Vinko had intercepted the photo of her with their new dog as soon as she’d sent it to her boyfriend.
A photo’s low-hanging fruit in the cyber orchard, especially the way you sent it.
Just like her texts, which he’d been hacking for weeks. The two of them were definitely sexually active — something that nauseated him every time he imagined the white girl slapping skin with the dark one. Recently he’d read an elliptical text from the boy apologizing, once more, for the “mishap” when they’d been “doing it.”
Mishap?
Not when push came to shove with a Muslim man. Just try getting an abortion, Emma, if you’re pregnant. Vinko couldn’t wait to intercept those messages, if she lived long enough to send them.
The very thought of her trying to explain to a Muslim why she had to terminate a pregnancy had Vinko shaking his head as he stepped outside. He shaded his eyes with his hand and spotted the goats in the shadow of a giant beech tree.

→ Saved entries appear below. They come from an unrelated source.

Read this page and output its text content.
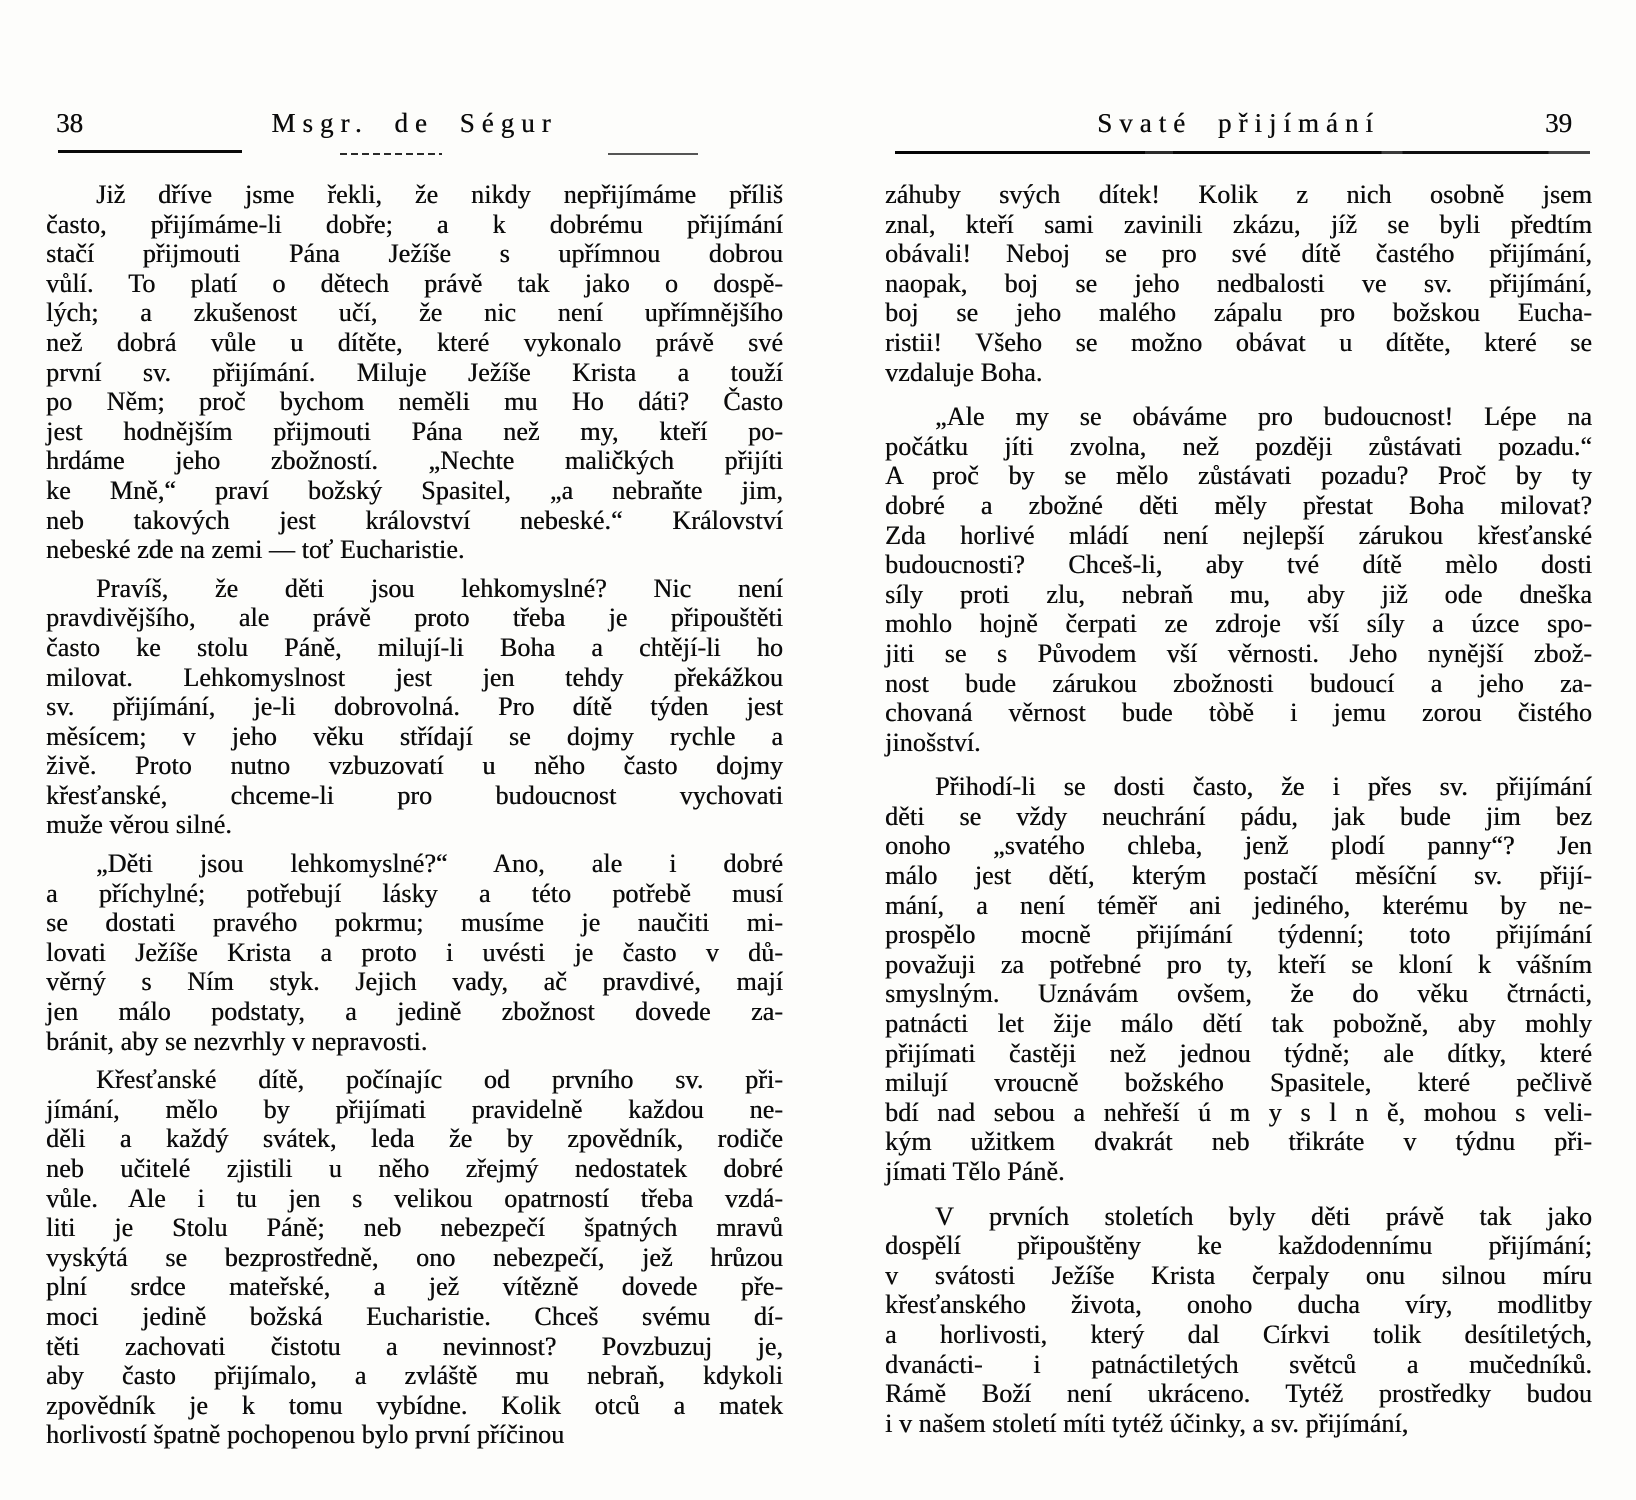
38	Msgr. de Ségur
Již dříve jsme řekli, že nikdy nepřijímáme příliš
často, přijímáme-li dobře; a k dobrému přijímání
stačí přijmouti Pána Ježíše s upřímnou dobrou
vůlí. To platí o dětech právě tak jako o dospě-
lých; a zkušenost učí, že nic není upřímnějšího
než dobrá vůle u dítěte, které vykonalo právě své
první sv. přijímání. Miluje Ježíše Krista a touží
po Něm; proč bychom neměli mu Ho dáti? Často
jest hodnějším přijmouti Pána než my, kteří po-
hrdáme jeho zbožností. „Nechte maličkých přijíti
ke Mně,“ praví božský Spasitel, „a nebraňte jim,
neb takových jest království nebeské.“ Království
nebeské zde na zemi — toť Eucharistie.
Pravíš, že děti jsou lehkomyslné? Nic není
pravdivějšího, ale právě proto třeba je připouštěti
často ke stolu Páně, milují-li Boha a chtějí-li ho
milovat. Lehkomyslnost jest jen tehdy překážkou
sv. přijímání, je-li dobrovolná. Pro dítě týden jest
měsícem; v jeho věku střídají se dojmy rychle a
živě. Proto nutno vzbuzovatí u něho často dojmy
křesťanské, chceme-li pro budoucnost vychovati
muže věrou silné.
„Děti jsou lehkomyslné?“ Ano, ale i dobré
a příchylné; potřebují lásky a této potřebě musí
se dostati pravého pokrmu; musíme je naučiti mi-
lovati Ježíše Krista a proto i uvésti je často v dů-
věrný s Ním styk. Jejich vady, ač pravdivé, mají
jen málo podstaty, a jedině zbožnost dovede za-
bránit, aby se nezvrhly v nepravosti.
Křesťanské dítě, počínajíc od prvního sv. při-
jímání, mělo by přijímati pravidelně každou ne-
děli a každý svátek, leda že by zpovědník, rodiče
neb učitelé zjistili u něho zřejmý nedostatek dobré
vůle. Ale i tu jen s velikou opatrností třeba vzdá-
liti je Stolu Páně; neb nebezpečí špatných mravů
vyskýtá se bezprostředně, ono nebezpečí, jež hrůzou
plní srdce mateřské, a jež vítězně dovede pře-
moci jedině božská Eucharistie. Chceš svému dí-
těti zachovati čistotu a nevinnost? Povzbuzuj je,
aby často přijímalo, a zvláště mu nebraň, kdykoli
zpovědník je k tomu vybídne. Kolik otců a matek
horlivostí špatně pochopenou bylo první příčinou
Svaté přijímání	39
záhuby svých dítek! Kolik z nich osobně jsem
znal, kteří sami zavinili zkázu, jíž se byli předtím
obávali! Neboj se pro své dítě častého přijímání,
naopak, boj se jeho nedbalosti ve sv. přijímání,
boj se jeho malého zápalu pro božskou Eucha-
ristii! Všeho se možno obávat u dítěte, které se
vzdaluje Boha.
„Ale my se obáváme pro budoucnost! Lépe na
počátku jíti zvolna, než později zůstávati pozadu.“
A proč by se mělo zůstávati pozadu? Proč by ty
dobré a zbožné děti měly přestat Boha milovat?
Zda horlivé mládí není nejlepší zárukou křesťanské
budoucnosti? Chceš-li, aby tvé dítě mèlo dosti
síly proti zlu, nebraň mu, aby již ode dneška
mohlo hojně čerpati ze zdroje vší síly a úzce spo-
jiti se s Původem vší věrnosti. Jeho nynější zbož-
nost bude zárukou zbožnosti budoucí a jeho za-
chovaná věrnost bude tòbě i jemu zorou čistého
jinošství.
Přihodí-li se dosti často, že i přes sv. přijímání
děti se vždy neuchrání pádu, jak bude jim bez
onoho „svatého chleba, jenž plodí panny“? Jen
málo jest dětí, kterým postačí měsíční sv. přijí-
mání, a není téměř ani jediného, kterému by ne-
prospělo mocně přijímání týdenní; toto přijímání
považuji za potřebné pro ty, kteří se kloní k vášním
smyslným. Uznávám ovšem, že do věku čtrnácti,
patnácti let žije málo dětí tak pobožně, aby mohly
přijímati častěji než jednou týdně; ale dítky, které
milují vroucně božského Spasitele, které pečlivě
bdí nad sebou a nehřeší ú m y s l n ě, mohou s veli-
kým užitkem dvakrát neb třikráte v týdnu při-
jímati Tělo Páně.
V prvních stoletích byly děti právě tak jako
dospělí připouštěny ke každodennímu přijímání;
v svátosti Ježíše Krista čerpaly onu silnou míru
křesťanského života, onoho ducha víry, modlitby
a horlivosti, který dal Církvi tolik desítiletých,
dvanácti- i patnáctiletých světců a mučedníků.
Rámě Boží není ukráceno. Tytéž prostředky budou
i v našem století míti tytéž účinky, a sv. přijímání,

Time to milk them, but he relished another moment imagining Emma Elkins pregnant — and the messages he could send out with that news. The responses would be volcanic, and that was important because he wanted to move his followers to take real action, not simply brag and snort in chat rooms about their guns and who should be killed. They needed a breakthrough moment to understand their power. The assassination of the Elkins family would do it. Even murdering only Emma could accomplish that much. Nothing destroyed a family faster than the death of a child.
So he luxuriated in thinking about the aftermath, the militant mobilization that would follow, including the exterminations necessary for the building of a self-sufficient nation. He’d already seen to his own needs. Others should, too. Vinko had solar panels on his roofs, and a well drawing the purest water from a depth of four hundred feet.
He also raised his own food — chickens, turkeys, fruits, and vegetables — on three carefully tended acres. You didn’t need a thousand acres, or even a hundred. Three acres could raise it all. Add a deer or elk or bear to the larder and you were set.
“Herd ’em inside,” he commanded Biko, who’d risen from all fours as soon as he’d seen his master. Now the border collie nipped at the goats, driving them toward the barn.